Le Sénat a voté le 8 décembre à son tour l’ensemble du projet de loi de finances (PLF) 2010, en y apposant son sceau avec l’alourdissement d’un déficit déjà record à 117,6 milliards d’euros et la réécriture de sa mesure phare, la réforme de la taxe professionnelle.
Le texte a été adopté par 178 voix contre 153. L’opposition, qui a voté contre, a dénoncé une « fiscalité de classe » tandis que le président du groupe UMP, Gérard Longuet, s’est félicité d’un « budget de sang-froid ».

Les sénateurs ont alourdi de 1,7 milliard le déficit du budget de l’Etat que les députés avaient fixé lors de la première lecture à 115,9 milliards, un chiffre jamais atteint. Par comparaison, le projet de budget 2009 prévoyait un déficit de 52 mds d’euros avant que la crise, la baisse des recettes et le coût de la relance ne le fassent plonger jusqu’à un chiffre prévu de 141 mds d’euros.

Le débat a été marqué par des sautes d’humeur comme sur la TVA restauration – la commission des Finances a voté un amendement ramenant son taux à 19,6% finalement rejeté en séance – ou le plafonnement global des niches fiscales que les sénateurs ont abaissé contre l’avis du gouvernement.

La fronde sur la TP
Mais c’est surtout la réforme de la TP qui a occupé le devant de la scène. L’exercice était délicat pour la majorité face à une réforme voulue par la président Nicolas Sarkozy mais critiquée jusque dans ses propres rangs par une fronde menée par l’ex-Premier ministre Jean-Pierre Raffarin. Sans parler d’une montée au créneau de la gauche et de l’inquiétude générale des collectivités.
Pour trouver une majorité, UMP et Union centriste, sous la houlette de la commission des Finances, ont complètement réécrit le dispositif [1], que l’Assemblée avait déjà bien modifié. La majorité s’est donnée une importante marge de manoeuvre en imposant au gouvernement trois « rendez-vous législatifs » dont le premier à l’été 2010 afin d' »ajuster » la réforme.

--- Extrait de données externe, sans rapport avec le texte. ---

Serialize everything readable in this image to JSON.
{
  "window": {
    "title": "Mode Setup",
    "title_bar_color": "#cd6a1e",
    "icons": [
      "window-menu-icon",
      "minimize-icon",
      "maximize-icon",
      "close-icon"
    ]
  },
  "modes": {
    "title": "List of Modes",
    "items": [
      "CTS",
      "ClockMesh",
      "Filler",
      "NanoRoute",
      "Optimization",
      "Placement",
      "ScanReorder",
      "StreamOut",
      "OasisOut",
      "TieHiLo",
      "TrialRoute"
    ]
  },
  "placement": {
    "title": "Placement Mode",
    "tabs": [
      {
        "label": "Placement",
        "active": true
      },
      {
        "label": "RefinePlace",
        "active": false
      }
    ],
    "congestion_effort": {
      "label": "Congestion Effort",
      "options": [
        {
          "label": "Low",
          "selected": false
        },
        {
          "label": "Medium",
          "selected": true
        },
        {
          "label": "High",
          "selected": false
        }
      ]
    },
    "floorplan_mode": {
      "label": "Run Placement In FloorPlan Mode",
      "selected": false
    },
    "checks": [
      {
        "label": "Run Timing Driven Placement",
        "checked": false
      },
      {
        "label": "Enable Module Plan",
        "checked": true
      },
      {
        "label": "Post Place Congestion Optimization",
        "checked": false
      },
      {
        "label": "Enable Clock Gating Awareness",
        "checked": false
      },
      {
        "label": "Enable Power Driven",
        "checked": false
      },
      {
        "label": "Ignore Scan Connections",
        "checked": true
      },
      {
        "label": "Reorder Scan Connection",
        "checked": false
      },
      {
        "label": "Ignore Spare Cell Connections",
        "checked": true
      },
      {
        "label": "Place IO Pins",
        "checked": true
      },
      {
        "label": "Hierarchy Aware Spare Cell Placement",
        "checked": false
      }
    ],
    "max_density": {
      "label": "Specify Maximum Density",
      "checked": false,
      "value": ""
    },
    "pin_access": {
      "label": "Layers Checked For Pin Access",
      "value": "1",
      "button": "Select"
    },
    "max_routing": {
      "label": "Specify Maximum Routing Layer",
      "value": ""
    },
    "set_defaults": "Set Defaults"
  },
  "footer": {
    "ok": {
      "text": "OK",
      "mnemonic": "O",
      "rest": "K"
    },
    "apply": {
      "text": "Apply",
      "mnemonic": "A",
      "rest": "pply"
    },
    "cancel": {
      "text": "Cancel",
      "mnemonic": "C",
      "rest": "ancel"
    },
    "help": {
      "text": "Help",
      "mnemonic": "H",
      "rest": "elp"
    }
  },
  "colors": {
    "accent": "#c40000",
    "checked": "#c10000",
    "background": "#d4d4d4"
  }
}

La TP sera supprimée dès le 1er janvier 2010 et remplacée par une contribution économique territoriale (CET) versée par les entreprises, constituée d’une cotisation foncière et d’une cotisation sur la valeur ajoutée.
Le Sénat a remplacé une partie de la compensation par l’Etat des pertes de ressources pour les collectivités par un système de « dégrèvement ». Il a également nettement avantagé le bloc communal (communes et communautés de communes) quant à la répartition du produit des nouvelles taxes entre collectivités.

« Nous avons réussi à sécuriser les recettes des collectivités, c’est le résultat le plus consensuel possible », a souligné Jean Arthuis, président de la commission des finances. « Nous avançons sur un chemin de réformes propice à l’investissement du secteur privé dont nous avons tant besoin » s’est réjouie Christine Lagarde (Economie). « Vous avez entériné la perte d’autonomie fiscale des collectivités », a en revanche dénoncé Nicole Bricq (PS).

Les sénateurs ont également voté, sans grand enthousiasme, l’autre mesure phare du PLF 2010 [2], la taxe carbone. Ils ont ajouté à la liste déjà longue, des exonérations ou abattements pour le transport maritime et fluvial.
Les sénateurs ont enfin adopté, au grand dam de l’opposition, la fiscalisation des indemnités journalières accidents du travail. Ils l’ont limitée à 50% du montant versé. « J’ai honte », a lancé Thierry Foucaud (PCF).
Le gouvernement a été mis plusieurs fois en minorité notamment sur le plafonnement des niches fiscales ou sur le dégrèvement de la TP. Le PLF va maintenant être soumis à une commission mixte paritaire (CMP, 7 sénateurs, 7 députés) avant une adoption définitive.

Pour aller plus loin
Consultez notre dossier sur la réforme de la taxe professionnelle [3]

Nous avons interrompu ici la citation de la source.